After a lack of interest from developers the first time around, Solana Beach and the North County Transit District are aiming to develop the train station property with an expanded plan.
In an unanimous vote, the City Council on Nov. 19 supported the district in reissuing a request for proposals to convert the Solana Beach Transit Center and some of the adjacent surface parking at Lomas Santa Fe Drive and North Cedros Avenue into offices, a restaurant and an underground parking structure.
“It really gives the developer an opportunity to make better use of the site, while saving some space at the northern end for future development and parking, if needed,” said Councilman Mike Nichols. “I’m encouraged to see this move forward with a much broader footprint for development.”
Although a request for proposals was issued earlier this year to develop the train station and the vacant 1.2-acre corner lot, only two were submitted, and one was received after the May deadline. NCTD returned both proposals unopened after determining “that one proposal was not sufficient to determine the best use of the site,” explained City Manager David Ott.
Since then, city staff, NCTD staff and council liaisons Nichols and Lesa Heebner have determined the lack of interest was partly because the site was too small and constrained to build an adequate, financially viable development, Ott said. In addition, a requirement to build and finance 75 underground transit parking spaces and an underground structure to support the development also created financing challenges.
“It’s very well designed, and something that the community has already embraced,” Heebner said.
In accordance with the initial request, the station will be repurposed, rather than demolished, for use as a restaurant, retail space or transit-oriented shop. Ticket sales and other train services will be relocated to the train track level. According to the new request, however, the project will be phased and include the same area plus about one-third of the parking lot north of the station.
NCTD will fund part of an underground parking structure during phase one, which now comprises about 2.6 acres. Although the 300-space facility is intended for transit users and the greater public, the city could help cover some of the costs so employees from nearby businesses could also use it.
Ott noted that the city has held a series of workshops with business and property owners and other community members over the past year regarding possible parking solutions for Coast Highway 101 and the Cedros Design District.
“We felt that this might be a great opportunity to address some of those issues,” he said.
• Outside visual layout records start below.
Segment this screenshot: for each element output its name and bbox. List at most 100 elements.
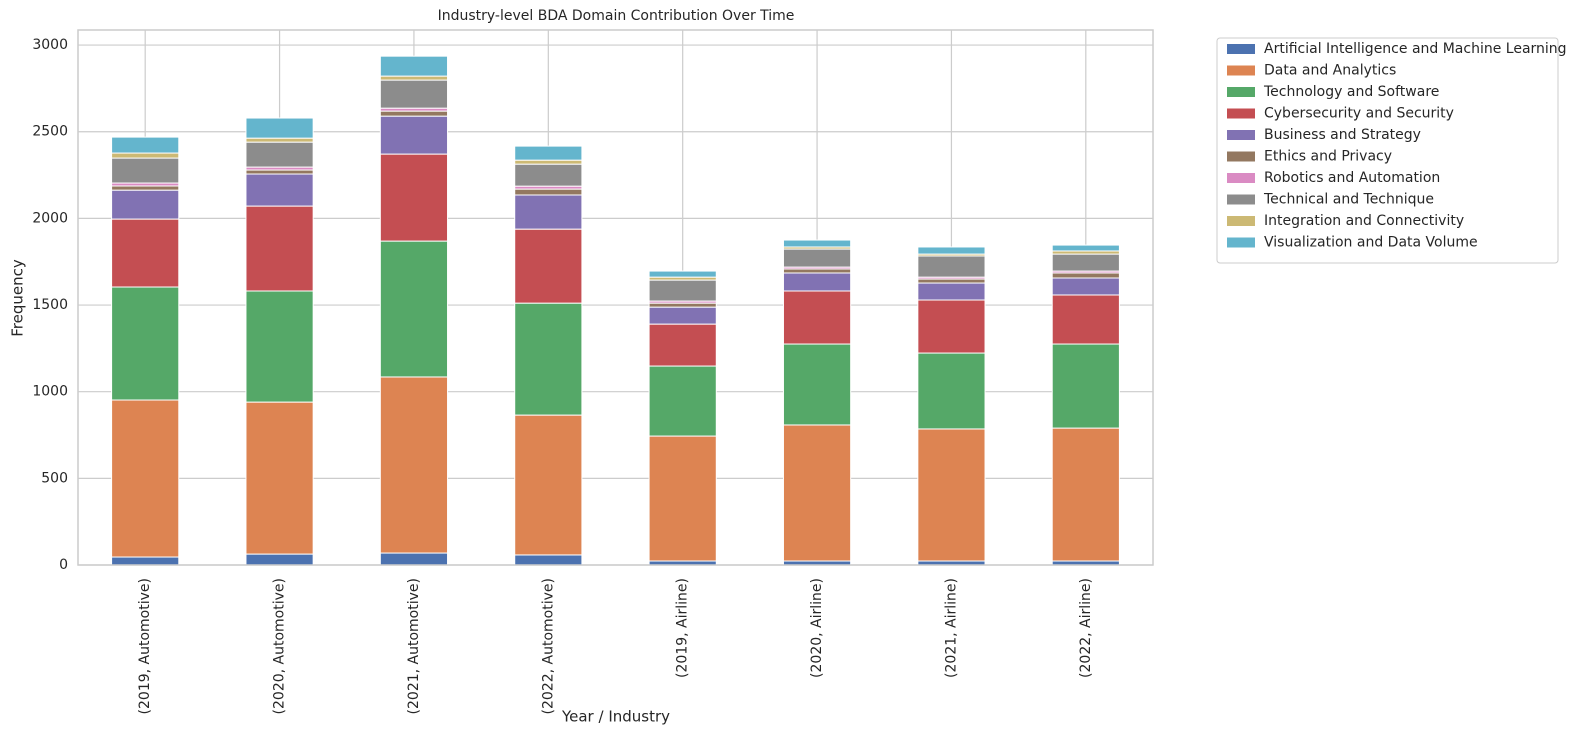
legend-swatch [1227,130,1255,140]
bar-segment [379,376,449,554]
bar-segment [111,157,180,184]
bar-segment [917,428,986,562]
bar-segment [1051,277,1120,296]
bar-segment [648,302,717,308]
bar-segment [111,152,180,159]
bar-segment [1051,244,1120,252]
bar-segment [245,141,314,168]
legend-swatch [1227,173,1255,183]
y-tick-label: 1000 [32,384,68,400]
y-tick-label: 3000 [32,37,68,53]
bar-segment [1051,294,1120,345]
bar-segment [379,110,449,117]
bar-segment [1051,253,1120,272]
bar-segment [514,145,583,161]
bar-segment [917,255,986,278]
bar-segment [514,194,583,230]
bar-segment [648,270,717,278]
bar-segment [1051,427,1120,562]
bar-segment [514,414,583,556]
bar-segment [379,115,449,155]
bar-segment [514,188,583,196]
bar-segment [782,268,852,274]
bar-segment [245,290,314,403]
bar-segment [782,272,852,292]
bar-segment [245,553,314,566]
bar-segment [514,554,583,566]
legend-label: Technology and Software [1263,84,1439,100]
bar-segment [245,137,314,143]
y-tick-label: 2000 [32,210,68,226]
bar-segment [245,169,314,175]
bar-segment [917,246,986,255]
bar-segment [379,552,449,566]
bar-segment [379,75,449,81]
legend-label: Cybersecurity and Security [1264,106,1454,122]
bar-segment [111,136,180,154]
bar-segment [379,240,449,378]
y-tick-label: 500 [41,470,68,486]
bar-segment [782,290,852,345]
bar-segment [648,279,717,302]
bar-segment [379,153,449,242]
y-tick-label: 2500 [32,124,68,140]
bar-segment [379,55,449,77]
plot-frame [77,29,1154,566]
y-tick-label: 0 [59,557,68,573]
legend-swatch [1227,237,1255,248]
x-tick-label: (2022, Automotive) [540,578,556,714]
x-tick-label: (2020, Airline) [809,578,825,678]
bar-segment [917,299,986,354]
x-tick-label: (2019, Automotive) [137,578,153,714]
bar-segment [379,79,449,109]
bar-segment [111,556,180,566]
legend-label: Integration and Connectivity [1264,213,1464,229]
legend-label: Artificial Intelligence and Machine Lear… [1264,41,1567,57]
bar-segment [917,278,986,284]
bar-segment [111,189,180,220]
bar-segment [648,323,717,367]
bar-segment [648,365,717,437]
legend-swatch [1227,151,1255,162]
legend-label: Visualization and Data Volume [1264,235,1478,251]
legend: Artificial Intelligence and Machine Lear… [1216,37,1567,264]
legend-frame [1216,37,1559,264]
bar-segment [782,424,852,562]
bar-segment [514,302,583,416]
bar-segment [514,228,583,304]
bar-segment [514,159,583,165]
x-tick-label: (2021, Airline) [943,578,959,678]
bar-segment [514,163,583,187]
bar-segment [111,218,180,288]
bar-segment [917,282,986,301]
legend-swatch [1227,194,1255,205]
y-tick-label: 1500 [32,297,68,313]
bar-segment [111,286,180,401]
bar-segment [245,401,314,555]
legend-label: Data and Analytics [1264,63,1396,79]
legend-label: Technical and Technique [1263,192,1434,208]
legend-label: Business and Strategy [1264,127,1421,143]
legend-swatch [1227,216,1255,226]
x-axis-label: Year / Industry [561,708,670,726]
legend-label: Ethics and Privacy [1264,149,1392,165]
legend-swatch [1227,108,1255,119]
bar-segment [648,435,717,562]
legend-swatch [1227,44,1255,54]
chart-title: Industry-level BDA Domain Contribution O… [438,8,795,24]
x-tick-label: (2021, Automotive) [406,578,422,714]
x-tick-label: (2020, Automotive) [272,578,288,714]
bar-segment [782,239,852,248]
bar-segment [917,352,986,430]
bar-segment [111,185,180,191]
bar-segment [245,173,314,207]
legend-swatch [1227,87,1255,97]
x-tick-label: (2019, Airline) [675,578,691,678]
bar-segment [782,343,852,426]
legend-swatch [1227,65,1255,76]
bar-segment [1051,343,1120,429]
y-axis-label: Frequency [9,259,27,337]
bar-segment [111,399,180,558]
bar-segment [782,248,852,268]
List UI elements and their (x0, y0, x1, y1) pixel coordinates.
The train station site has been a point of contention in the past. After seven years in the works, the council in late 2008 determined that a controversial $72 million mixed-use project called Cedros Crossing was incompatible with the city’s general plan.
“This has been a great work in process,” said NCTD Executive Director Matthew Tucker. “Understanding the history of the project really teaches the importance of us working together to achieve a project outcome that meets the vision of the city as well as our transportation needs.”
“It’s a project where we get a chance to collaborate” with NCTD, added Solana Beach resident Gary Martin. “They’re interested in protecting the community’s character (and) they’re interested in protecting the neighborhood, at the same time, trying to accomplish their goals that won’t have those negative impacts. That’s a big switch from where we were in 2007, when NCTD had a completely different attitude about what was good for anybody else but themselves.”
Officials expect to release the request for proposals Dec. 1, with a Feb. 27 deadline. The NCTD board of directors could approve an agreement at its Oct. 15, 2015 meeting.